# Russ "Lil Peepers" Cats



## lolakitty23 (Aug 17, 2004)

I wanted to show you all these CUTE Russ Berrie cats I found. They resemble my boys in most ways, except the grey tabby has blue eyes instead of green like Skeeters. Anyhow, check out these big-eyed, big-headed "L'il Peepers":

Shadow (aka Binx):








and Pepper (aka Skeeter):


----------



## tigersmom (Sep 9, 2004)

Aw, cute! They MUST have an orange tabby! Where did you find them?


----------



## lolakitty23 (Aug 17, 2004)

tigersmom said:


> Aw, cute! They MUST have an orange tabby! Where did you find them?


They do have an orange tabby! His name is Chili, I think. 

I found mine in a local toy store, but if you type in Russ Lil Peepers in Google, you'll find a bunch of places. I payed 9.99 each, but some places have them for 8.99.

Edit:

Yup, here he is:


----------



## vanillasugar (Nov 11, 2004)

oh that's TOO cute!


----------



## tigersmom (Sep 9, 2004)

So cute, thanks!


----------



## BaileyAndSammi (Oct 13, 2004)

I have those too!!! I got mine at Hallmark for 9.99 and they have the bigger ones for 19.99!


----------



## emma_pen (Nov 2, 2004)

Yay! These are fab - here's pages of 'em!

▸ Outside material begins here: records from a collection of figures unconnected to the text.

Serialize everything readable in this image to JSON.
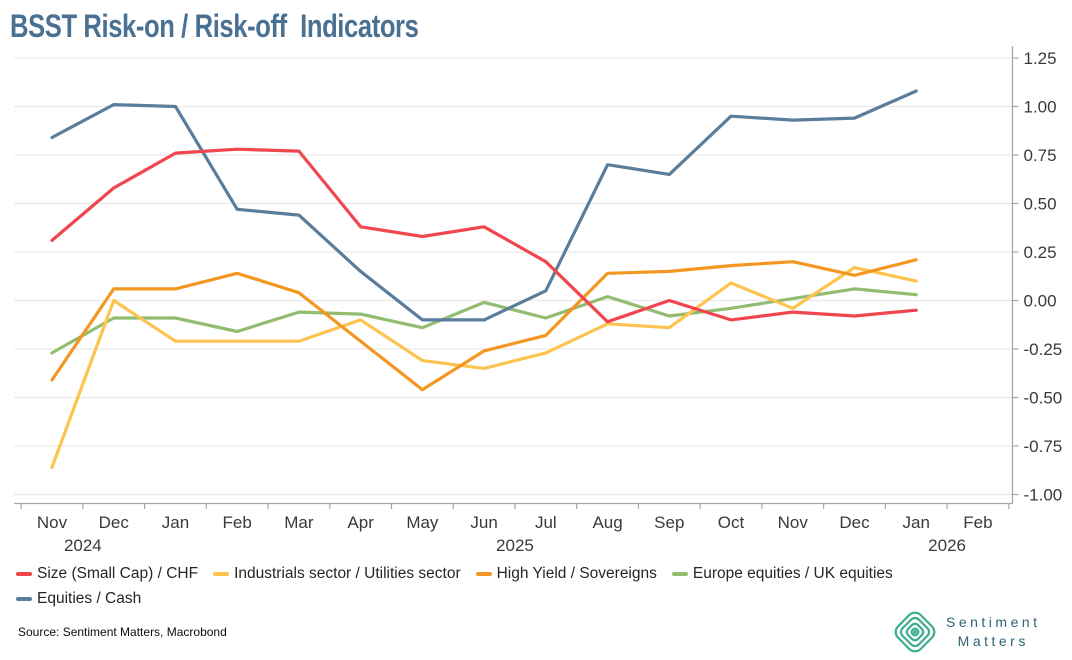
{
  "header": {
    "title": "BSST Risk-on / Risk-off  Indicators"
  },
  "chart_data": {
    "type": "line",
    "x_labels": [
      "Nov",
      "Dec",
      "Jan",
      "Feb",
      "Mar",
      "Apr",
      "May",
      "Jun",
      "Jul",
      "Aug",
      "Sep",
      "Oct",
      "Nov",
      "Dec",
      "Jan",
      "Feb"
    ],
    "years": [
      {
        "label": "2024",
        "from": 0,
        "to": 1
      },
      {
        "label": "2025",
        "from": 2,
        "to": 13
      },
      {
        "label": "2026",
        "from": 14,
        "to": 15
      }
    ],
    "ylim": [
      -1.0,
      1.25
    ],
    "ytick_step": 0.25,
    "y_axis_side": "right",
    "grid": true,
    "legend_position": "bottom",
    "legend_rows": [
      [
        0,
        1,
        2,
        3
      ],
      [
        4
      ]
    ],
    "series": [
      {
        "name": "Size (Small Cap) / CHF",
        "color": "#F2464E",
        "values": [
          0.31,
          0.58,
          0.76,
          0.78,
          0.77,
          0.38,
          0.33,
          0.38,
          0.2,
          -0.11,
          0.0,
          -0.1,
          -0.06,
          -0.08,
          -0.05
        ]
      },
      {
        "name": "Industrials sector / Utilities sector",
        "color": "#FCC44F",
        "values": [
          -0.86,
          0.0,
          -0.21,
          -0.21,
          -0.21,
          -0.1,
          -0.31,
          -0.35,
          -0.27,
          -0.12,
          -0.14,
          0.09,
          -0.04,
          0.17,
          0.1
        ]
      },
      {
        "name": "High Yield / Sovereigns",
        "color": "#F49722",
        "values": [
          -0.41,
          0.06,
          0.06,
          0.14,
          0.04,
          -0.21,
          -0.46,
          -0.26,
          -0.18,
          0.14,
          0.15,
          0.18,
          0.2,
          0.13,
          0.21
        ]
      },
      {
        "name": "Europe equities / UK equities",
        "color": "#92BD70",
        "values": [
          -0.27,
          -0.09,
          -0.09,
          -0.16,
          -0.06,
          -0.07,
          -0.14,
          -0.01,
          -0.09,
          0.02,
          -0.08,
          -0.04,
          0.01,
          0.06,
          0.03
        ]
      },
      {
        "name": "Equities / Cash",
        "color": "#5A7D9B",
        "values": [
          0.84,
          1.01,
          1.0,
          0.47,
          0.44,
          0.15,
          -0.1,
          -0.1,
          0.05,
          0.7,
          0.65,
          0.95,
          0.93,
          0.94,
          1.08
        ]
      }
    ]
  },
  "footer": {
    "source": "Source: Sentiment Matters, Macrobond"
  },
  "logo": {
    "line1": "Sentiment",
    "line2": "Matters",
    "icon": "concentric-diamond-icon",
    "icon_color": "#3BAD8D",
    "text_color": "#2E6375"
  },
  "style_colors": {
    "title": "#4A7092",
    "grid": "#E9E9E9",
    "axis": "#A6A6A6",
    "tick_text": "#3A3A3A"
  }
}
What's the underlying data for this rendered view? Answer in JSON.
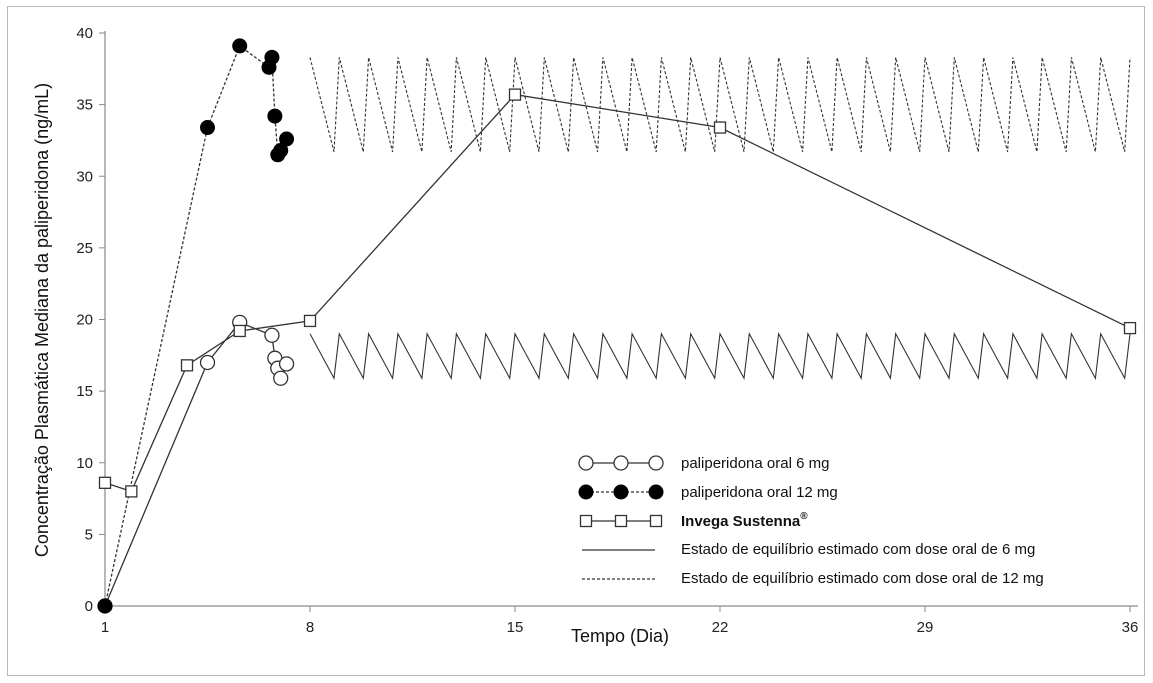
{
  "chart_data": {
    "type": "line",
    "title": "",
    "xlabel": "Tempo (Dia)",
    "ylabel": "Concentração Plasmática Mediana da paliperidona (ng/mL)",
    "xlim": [
      1,
      36
    ],
    "ylim": [
      0,
      40
    ],
    "xticks": [
      1,
      8,
      15,
      22,
      29,
      36
    ],
    "yticks": [
      0,
      5,
      10,
      15,
      20,
      25,
      30,
      35,
      40
    ],
    "grid": false,
    "legend_placement": "bottom-right",
    "series": [
      {
        "name": "paliperidona oral 6 mg",
        "marker": "open-circle",
        "line": "solid",
        "x": [
          1,
          4.5,
          5.6,
          6.7,
          6.8,
          6.9,
          7.0,
          7.2
        ],
        "y": [
          0,
          17.0,
          19.8,
          18.9,
          17.3,
          16.6,
          15.9,
          16.9
        ]
      },
      {
        "name": "paliperidona oral 12 mg",
        "marker": "filled-circle",
        "line": "dashed",
        "x": [
          1,
          4.5,
          5.6,
          6.6,
          6.7,
          6.8,
          6.9,
          7.0,
          7.2
        ],
        "y": [
          0,
          33.4,
          39.1,
          37.6,
          38.3,
          34.2,
          31.5,
          31.8,
          32.6
        ]
      },
      {
        "name": "Invega Sustenna",
        "name_suffix": "®",
        "marker": "open-square",
        "line": "solid",
        "x": [
          1,
          1.9,
          3.8,
          5.6,
          8,
          15,
          22,
          36
        ],
        "y": [
          8.6,
          8.0,
          16.8,
          19.2,
          19.9,
          35.7,
          33.4,
          19.4
        ]
      },
      {
        "name": "Estado de equilíbrio estimado com dose oral de 6 mg",
        "marker": "none",
        "line": "solid",
        "kind": "oscillation",
        "x_start": 8,
        "x_end": 35.9,
        "period": 1,
        "min": 15.9,
        "max": 19.0
      },
      {
        "name": "Estado de equilíbrio estimado com dose oral de 12 mg",
        "marker": "none",
        "line": "dashed",
        "kind": "oscillation",
        "x_start": 8,
        "x_end": 35.9,
        "period": 1,
        "min": 31.7,
        "max": 38.3
      }
    ]
  },
  "colors": {
    "line": "#333333",
    "axis": "#8a8a8a",
    "frame": "#b8b8b8"
  }
}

http://www.coolanimalstuff.com/brands/russ/peepers


----------



## DesnBaby (Apr 18, 2004)

I love their sad eyes, they are soo cute!


----------



## mismodliz (Dec 5, 2003)

I checked out that link... I want them all!!


----------



## spacemonkey (Aug 12, 2004)

*Stephanie:*










*Scully:*










*and Beeper:*










*Alas, tortoiseshells aren't a very popular pattern :roll: *


----------



## DesnBaby (Apr 18, 2004)

Got one for V-Day!


----------



## lolakitty23 (Aug 17, 2004)

Aww...DesnBaby! Your Lil' Peeper is so cute! See...there's one (or a few!) for everyone!  I hope you had a happy Valentine's day.


----------



## LoveMyKitties (Nov 12, 2004)

This one isn't the same type of cat, my Dad gave this to me in Januay, just because. It looks just like Ophie and Malcolm! it is a Mary Meyers Flip Flop
animal.


----------